Justice is the civil name for freedom
25 April invites reflection on how democratic freedom can only be achieved through a constant commitment to social, political and economic justice
The celebration of 25 April is not just about caring for and preserving the memory of liberation. It is a question that every year asks us what it really means to live as free men and women. Free from dictatorship and occupation, from fear and political violence. Free from a power that claims to decide who can speak, work, exist, dissent. Free from something, then, but also free to be, to build a common life, a fuller citizenship, a promise of justice.
Freedom, if left alone, can become a light word. It can be reduced to private space, to personal immunity, to the simple right to be left alone. A precious thing, certainly. No one should forget how much it has cost, in the history of Italia and Europe, to conquer that elementary space where power cannot enter without limit. But 25 April reminds us that democratic freedom is something more. Something that is not born as the privilege of the isolated individual, but as a form of collective liberation. As the reconstruction of a common world after its devastation. As a promise that no longer should anyone live exposed to the arbitrariness of those in power, the violence of those who exclude and the humiliation of those who can decide with impunity that some lives are worth less than others.

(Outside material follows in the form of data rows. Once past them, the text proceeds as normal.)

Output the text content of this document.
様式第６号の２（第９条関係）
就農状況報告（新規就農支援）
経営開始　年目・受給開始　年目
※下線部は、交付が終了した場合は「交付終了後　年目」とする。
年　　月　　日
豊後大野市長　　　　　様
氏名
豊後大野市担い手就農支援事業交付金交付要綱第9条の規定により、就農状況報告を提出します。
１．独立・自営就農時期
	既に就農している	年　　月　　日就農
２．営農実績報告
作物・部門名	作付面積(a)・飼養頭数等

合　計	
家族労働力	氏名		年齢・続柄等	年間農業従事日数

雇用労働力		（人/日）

It is here that Liberation stops being just memory and becomes a demand for justice. Because to liberate oneself does not only mean to free oneself from an oppressive power. It means asking what new order can arise after the end of oppression. What relationships should replace those based on fear, hierarchy and obedience. Which institutions can prevent arbitrariness from returning in other forms. Freedom, when it is truly democratic, does not merely remove chains, but must prevent new ones from forming. It does not leave each individual alone before his or her destiny. It demands a common world in which everyone can be recognised as equal. That is why, at a certain point, the history of freedom necessarily encounters the idea of justice.
We have seen this along the way in recent years. This is the one hundred and fiftieth Mind the Economy dedicated to the 'biography' of the idea of justice. A justice that is not born in codes, in courts, not even in constitutions. Even before it becomes a norm, procedure or law, it arises as a rule of coexistence. As an answer to the oldest dilemma of life in common. How can we cooperate without the strongest taking everything? How can we trust others without being naive? How can we punish arrogance without turning punishment into revenge?
The first forms of social justice
Early human communities had experienced, understood and passed on. Justice was, first and foremost, a social technology of cooperation. It served to restrain the bully, discourage the opportunist, defend sharing and guard the fragile trust of the group. Before the written law there was the judgement of others, reputation, shame. There were the stories told around the fire, the rituals, the songs through which one learned who was worthy of admiration and who, instead, deserved blame. There were light and harsh forms of punishment, symbolic and violent, but always oriented to an essential end, to prevent the cohesion of the group from being devoured by bullying.